Paper No. 9
Presentation Time: 10:35 AM
A GEOSPATIAL METHOD FOR IDENTIFYING NITRATE AND DISSOLVED-SOLIDS SOURCES IN GROUND WATER: A CASE STUDY FROM CARSON VALLEY, NEVADA, USA
Douglas County, in western Nevada, has experienced a population growth rate of nearly 500 percent over 30 years; the result is land-use change and greater demand for high-quality ground water. Data from a 16-year period (1985-2001) were used to investigate ground-water quality and its relation to nearby land uses in the Carson Valley area of Douglas County. Within a 500-meter radius of ground-water wells with increasing nitrate concentrations, properties on septic systems accounted for 40 percent of the area, whereas, agricultural areas accounted for 8.5 percent. Agricultural lands comprise 18 percent of the areas with stable trends and 40 percent with decreasing trends; an indication that land conversion from agriculture to nonsewered properties may be related to increases in nitrate concentrations in the valley. Older septic systems were not correlated with high nitrate or dissolved-solids concentrations; however, a positive correlation (R2=0.42) was observed between increasing trends in nitrate concentrations and high numbers of nearby septic systems. The mean size of parcels with septic systems near wells with increasing nitrate concentrations was about half (1.1 hectares) compared to those near wells with stable nitrate concentrations (2.0 hectares). For wells with increasing nitrate and dissolved-solids trends, 50-55 properties utilized septic systems within a 500-meter radius, compared to less than 25 properties near stable trends.

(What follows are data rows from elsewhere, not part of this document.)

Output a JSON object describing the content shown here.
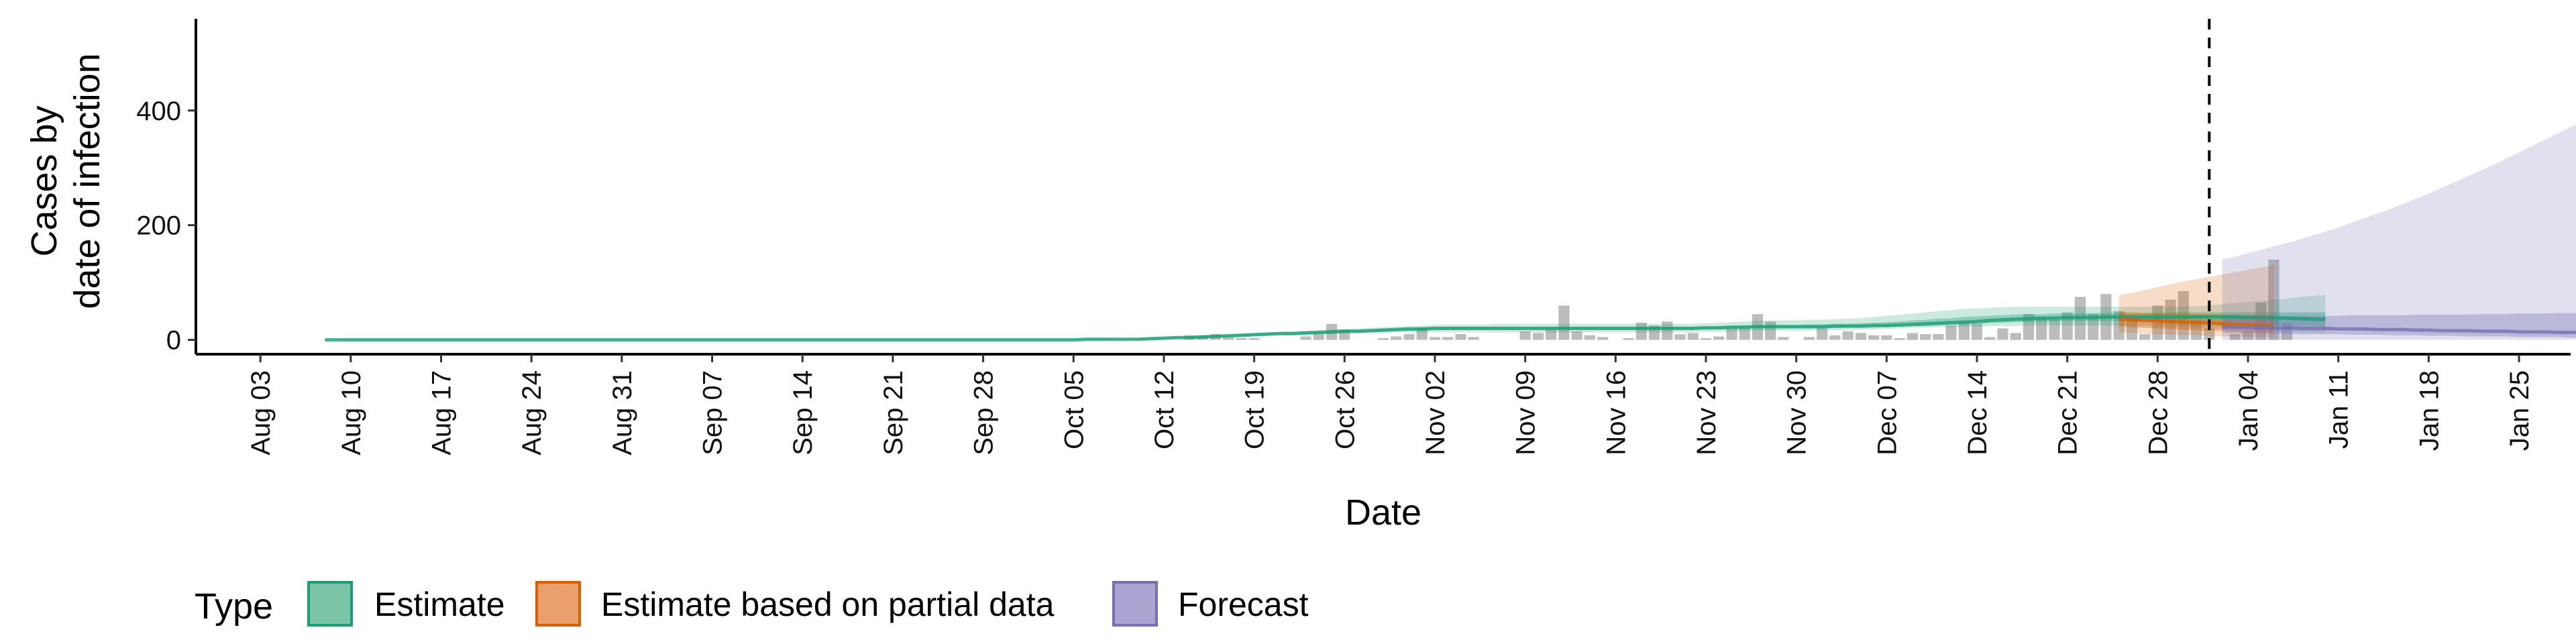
{
  "chart_data": {
    "type": "area",
    "xlabel": "Date",
    "ylabel_lines": [
      "Cases by",
      "date of infection"
    ],
    "ylim": [
      -25,
      560
    ],
    "y_ticks": [
      0,
      200,
      400
    ],
    "x_range": [
      "2020-07-29",
      "2021-01-29"
    ],
    "x_ticks": [
      "2020-08-03",
      "2020-08-10",
      "2020-08-17",
      "2020-08-24",
      "2020-08-31",
      "2020-09-07",
      "2020-09-14",
      "2020-09-21",
      "2020-09-28",
      "2020-10-05",
      "2020-10-12",
      "2020-10-19",
      "2020-10-26",
      "2020-11-02",
      "2020-11-09",
      "2020-11-16",
      "2020-11-23",
      "2020-11-30",
      "2020-12-07",
      "2020-12-14",
      "2020-12-21",
      "2020-12-28",
      "2021-01-04",
      "2021-01-11",
      "2021-01-18",
      "2021-01-25"
    ],
    "x_tick_labels": [
      "Aug 03",
      "Aug 10",
      "Aug 17",
      "Aug 24",
      "Aug 31",
      "Sep 07",
      "Sep 14",
      "Sep 21",
      "Sep 28",
      "Oct 05",
      "Oct 12",
      "Oct 19",
      "Oct 26",
      "Nov 02",
      "Nov 09",
      "Nov 16",
      "Nov 23",
      "Nov 30",
      "Dec 07",
      "Dec 14",
      "Dec 21",
      "Dec 28",
      "Jan 04",
      "Jan 11",
      "Jan 18",
      "Jan 25"
    ],
    "vline_date": "2021-01-01",
    "legend": {
      "title": "Type",
      "position": "bottom",
      "items": [
        {
          "label": "Estimate",
          "fill": "#7cc4a6",
          "stroke": "#1b9e77"
        },
        {
          "label": "Estimate based on partial data",
          "fill": "#e9a06a",
          "stroke": "#d95f02"
        },
        {
          "label": "Forecast",
          "fill": "#a9a4d1",
          "stroke": "#7570b3"
        }
      ]
    },
    "colors": {
      "estimate": "#1b9e77",
      "partial": "#d95f02",
      "forecast": "#7570b3",
      "bars": "#a6a6a6"
    },
    "bars": {
      "start_date": "2020-10-10",
      "values": [
        0,
        0,
        0,
        0,
        8,
        8,
        10,
        4,
        3,
        3,
        0,
        0,
        0,
        6,
        12,
        28,
        18,
        0,
        0,
        3,
        6,
        10,
        20,
        5,
        5,
        10,
        5,
        0,
        0,
        0,
        15,
        12,
        18,
        60,
        15,
        8,
        5,
        0,
        3,
        30,
        25,
        32,
        10,
        12,
        3,
        6,
        20,
        20,
        45,
        32,
        5,
        0,
        5,
        20,
        8,
        15,
        12,
        8,
        8,
        3,
        12,
        10,
        10,
        25,
        32,
        28,
        5,
        20,
        12,
        45,
        38,
        35,
        48,
        75,
        45,
        80,
        50,
        40,
        10,
        60,
        70,
        85,
        35,
        20,
        0,
        10,
        15,
        65,
        140,
        28,
        0
      ]
    },
    "series": [
      {
        "type": "estimate",
        "start_date": "2020-08-08",
        "center": [
          0,
          0,
          0,
          0,
          0,
          0,
          0,
          0,
          0,
          0,
          0,
          0,
          0,
          0,
          0,
          0,
          0,
          0,
          0,
          0,
          0,
          0,
          0,
          0,
          0,
          0,
          0,
          0,
          0,
          0,
          0,
          0,
          0,
          0,
          0,
          0,
          0,
          0,
          0,
          0,
          0,
          0,
          0,
          0,
          0,
          0,
          0,
          0,
          0,
          0,
          0,
          0,
          0,
          0,
          0,
          0,
          0,
          0,
          0,
          1,
          1,
          1,
          1,
          1,
          2,
          3,
          4,
          4,
          5,
          6,
          7,
          8,
          9,
          10,
          11,
          11,
          12,
          13,
          14,
          15,
          15,
          16,
          17,
          18,
          19,
          19,
          20,
          20,
          20,
          20,
          20,
          20,
          20,
          20,
          20,
          20,
          20,
          20,
          20,
          20,
          20,
          20,
          20,
          20,
          20,
          20,
          20,
          21,
          21,
          22,
          22,
          23,
          23,
          23,
          23,
          23,
          23,
          24,
          24,
          24,
          25,
          25,
          26,
          27,
          28,
          29,
          30,
          31,
          32,
          34,
          35,
          36,
          37,
          38,
          38,
          39,
          39,
          39,
          40,
          40,
          40,
          40,
          40,
          40,
          40,
          40,
          40,
          40,
          40,
          39,
          39,
          38,
          38,
          37,
          36,
          36
        ],
        "outer_upper": [
          0,
          1,
          1,
          1,
          1,
          1,
          1,
          1,
          1,
          1,
          1,
          1,
          1,
          1,
          1,
          1,
          1,
          1,
          1,
          1,
          1,
          1,
          1,
          1,
          1,
          1,
          1,
          1,
          1,
          1,
          1,
          1,
          1,
          1,
          1,
          1,
          1,
          1,
          1,
          1,
          1,
          1,
          1,
          1,
          1,
          1,
          1,
          1,
          1,
          1,
          1,
          1,
          1,
          1,
          1,
          1,
          1,
          1,
          1,
          2,
          2,
          2,
          2,
          3,
          4,
          5,
          6,
          7,
          8,
          9,
          10,
          11,
          12,
          13,
          14,
          15,
          16,
          17,
          18,
          19,
          20,
          21,
          22,
          23,
          24,
          25,
          26,
          27,
          27,
          27,
          27,
          28,
          28,
          28,
          28,
          28,
          28,
          28,
          28,
          28,
          28,
          28,
          28,
          28,
          28,
          28,
          28,
          29,
          30,
          31,
          32,
          33,
          34,
          34,
          34,
          35,
          35,
          36,
          37,
          38,
          40,
          42,
          44,
          46,
          48,
          50,
          52,
          54,
          55,
          56,
          57,
          58,
          58,
          58,
          58,
          58,
          58,
          58,
          58,
          58,
          58,
          58,
          58,
          58,
          58,
          59,
          60,
          62,
          64,
          66,
          68,
          70,
          72,
          75,
          77,
          78
        ],
        "outer_lower": [
          0,
          0,
          0,
          0,
          0,
          0,
          0,
          0,
          0,
          0,
          0,
          0,
          0,
          0,
          0,
          0,
          0,
          0,
          0,
          0,
          0,
          0,
          0,
          0,
          0,
          0,
          0,
          0,
          0,
          0,
          0,
          0,
          0,
          0,
          0,
          0,
          0,
          0,
          0,
          0,
          0,
          0,
          0,
          0,
          0,
          0,
          0,
          0,
          0,
          0,
          0,
          0,
          0,
          0,
          0,
          0,
          0,
          0,
          0,
          0,
          0,
          0,
          0,
          0,
          0,
          1,
          2,
          2,
          3,
          3,
          4,
          5,
          6,
          7,
          8,
          8,
          9,
          10,
          10,
          11,
          11,
          12,
          12,
          13,
          13,
          13,
          13,
          13,
          13,
          13,
          13,
          13,
          13,
          13,
          13,
          13,
          13,
          13,
          13,
          13,
          13,
          13,
          13,
          13,
          13,
          13,
          13,
          14,
          14,
          15,
          15,
          16,
          16,
          16,
          16,
          16,
          17,
          17,
          17,
          18,
          18,
          19,
          20,
          21,
          21,
          22,
          22,
          23,
          23,
          24,
          24,
          24,
          25,
          25,
          25,
          25,
          25,
          25,
          25,
          25,
          25,
          25,
          24,
          24,
          23,
          22,
          21,
          20,
          19,
          18,
          17,
          16,
          15,
          14,
          14,
          13
        ],
        "inner_upper": [
          0,
          0,
          0,
          0,
          0,
          0,
          0,
          0,
          0,
          0,
          0,
          0,
          0,
          0,
          0,
          0,
          0,
          0,
          0,
          0,
          0,
          0,
          0,
          0,
          0,
          0,
          0,
          0,
          0,
          0,
          0,
          0,
          0,
          0,
          0,
          0,
          0,
          0,
          0,
          0,
          0,
          0,
          0,
          0,
          0,
          0,
          0,
          0,
          0,
          0,
          0,
          0,
          0,
          0,
          0,
          0,
          0,
          0,
          0,
          1,
          1,
          1,
          1,
          2,
          3,
          3,
          4,
          5,
          6,
          7,
          8,
          9,
          10,
          11,
          12,
          12,
          13,
          14,
          15,
          16,
          17,
          18,
          19,
          19,
          20,
          21,
          22,
          22,
          22,
          22,
          22,
          22,
          22,
          22,
          22,
          22,
          22,
          22,
          22,
          22,
          22,
          22,
          22,
          22,
          22,
          22,
          22,
          23,
          24,
          24,
          25,
          26,
          26,
          26,
          26,
          27,
          27,
          28,
          28,
          29,
          30,
          31,
          32,
          34,
          35,
          37,
          38,
          40,
          41,
          42,
          43,
          44,
          45,
          45,
          46,
          46,
          46,
          47,
          47,
          47,
          47,
          47,
          47,
          48,
          48,
          48,
          48,
          48,
          48,
          48,
          48,
          48,
          48,
          48,
          48,
          48
        ],
        "inner_lower": [
          0,
          0,
          0,
          0,
          0,
          0,
          0,
          0,
          0,
          0,
          0,
          0,
          0,
          0,
          0,
          0,
          0,
          0,
          0,
          0,
          0,
          0,
          0,
          0,
          0,
          0,
          0,
          0,
          0,
          0,
          0,
          0,
          0,
          0,
          0,
          0,
          0,
          0,
          0,
          0,
          0,
          0,
          0,
          0,
          0,
          0,
          0,
          0,
          0,
          0,
          0,
          0,
          0,
          0,
          0,
          0,
          0,
          0,
          0,
          0,
          0,
          0,
          1,
          1,
          1,
          2,
          3,
          3,
          4,
          5,
          6,
          7,
          8,
          9,
          10,
          10,
          11,
          12,
          13,
          13,
          14,
          15,
          15,
          16,
          16,
          17,
          18,
          18,
          18,
          18,
          18,
          18,
          18,
          18,
          18,
          18,
          18,
          18,
          18,
          18,
          18,
          18,
          18,
          18,
          18,
          18,
          18,
          19,
          19,
          20,
          20,
          21,
          21,
          21,
          21,
          21,
          21,
          21,
          22,
          22,
          22,
          23,
          23,
          24,
          24,
          25,
          26,
          27,
          28,
          29,
          30,
          31,
          31,
          32,
          32,
          33,
          33,
          33,
          33,
          33,
          33,
          33,
          33,
          33,
          32,
          32,
          31,
          30,
          29,
          28,
          27,
          26,
          25,
          24,
          24,
          23
        ]
      },
      {
        "type": "partial",
        "start_date": "2020-12-25",
        "center": [
          36,
          35,
          34,
          33,
          32,
          31,
          30,
          29,
          28,
          27,
          26,
          25,
          24
        ],
        "outer_upper": [
          78,
          82,
          87,
          92,
          97,
          102,
          106,
          110,
          114,
          118,
          122,
          126,
          130
        ],
        "outer_lower": [
          13,
          12,
          11,
          10,
          9,
          8,
          8,
          7,
          6,
          6,
          5,
          5,
          4
        ],
        "inner_upper": [
          48,
          48,
          47,
          47,
          46,
          46,
          45,
          45,
          44,
          44,
          43,
          43,
          42
        ],
        "inner_lower": [
          23,
          22,
          21,
          20,
          19,
          18,
          17,
          16,
          16,
          15,
          15,
          14,
          14
        ]
      },
      {
        "type": "forecast",
        "start_date": "2021-01-02",
        "center": [
          22,
          22,
          22,
          21,
          21,
          21,
          20,
          20,
          20,
          19,
          19,
          19,
          18,
          18,
          18,
          17,
          17,
          16,
          16,
          16,
          15,
          15,
          15,
          14,
          14,
          14,
          13,
          13,
          13,
          12,
          12,
          12,
          11,
          11,
          11,
          10,
          10,
          10,
          10,
          9
        ],
        "outer_upper": [
          140,
          145,
          151,
          157,
          163,
          169,
          175,
          182,
          189,
          196,
          204,
          212,
          220,
          228,
          237,
          246,
          255,
          265,
          275,
          285,
          295,
          305,
          316,
          327,
          338,
          349,
          360,
          371,
          382,
          392,
          404,
          420,
          436,
          452,
          468,
          484,
          500,
          516,
          532,
          540
        ],
        "outer_lower": [
          0,
          0,
          0,
          0,
          0,
          0,
          0,
          0,
          0,
          0,
          0,
          0,
          0,
          0,
          0,
          0,
          0,
          0,
          0,
          0,
          0,
          0,
          0,
          0,
          0,
          0,
          0,
          0,
          0,
          0,
          0,
          0,
          0,
          0,
          0,
          0,
          0,
          0,
          0,
          0
        ],
        "inner_upper": [
          42,
          42,
          42,
          42,
          42,
          42,
          42,
          42,
          42,
          42,
          43,
          43,
          43,
          43,
          43,
          44,
          44,
          44,
          44,
          44,
          45,
          45,
          45,
          46,
          46,
          46,
          47,
          47,
          47,
          48,
          48,
          49,
          49,
          50,
          50,
          51,
          51,
          52,
          52,
          52
        ],
        "inner_lower": [
          12,
          12,
          12,
          11,
          11,
          11,
          10,
          10,
          10,
          10,
          9,
          9,
          9,
          8,
          8,
          8,
          7,
          7,
          7,
          6,
          6,
          6,
          6,
          5,
          5,
          5,
          5,
          4,
          4,
          4,
          4,
          3,
          3,
          3,
          3,
          3,
          2,
          2,
          2,
          2
        ]
      }
    ]
  }
}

A comparison of tests from two long-term data sets (1976-1988 and 1985-2001) indicates the number of wells with increasing concentrations rose from 2 in 1988 to 15 in 2001 for nitrate, and from 1 to 14 for dissolved solids; an indication that it takes a minimum of 20-30 years before increasing trends can be identified. This amount of time is comparable to age determinations of 37-58 years for natural recharge to occur, as interpreted from tritium activities analyzed from well water in Carson Valley. The procedures used in this study to delineate land use and identify septic-tank characteristics can be applied in any unconfined aquifer system. Analysis of land use in relation to trends in ground-water quality can be used by water managers to protect water quality in vulnerable aquifers.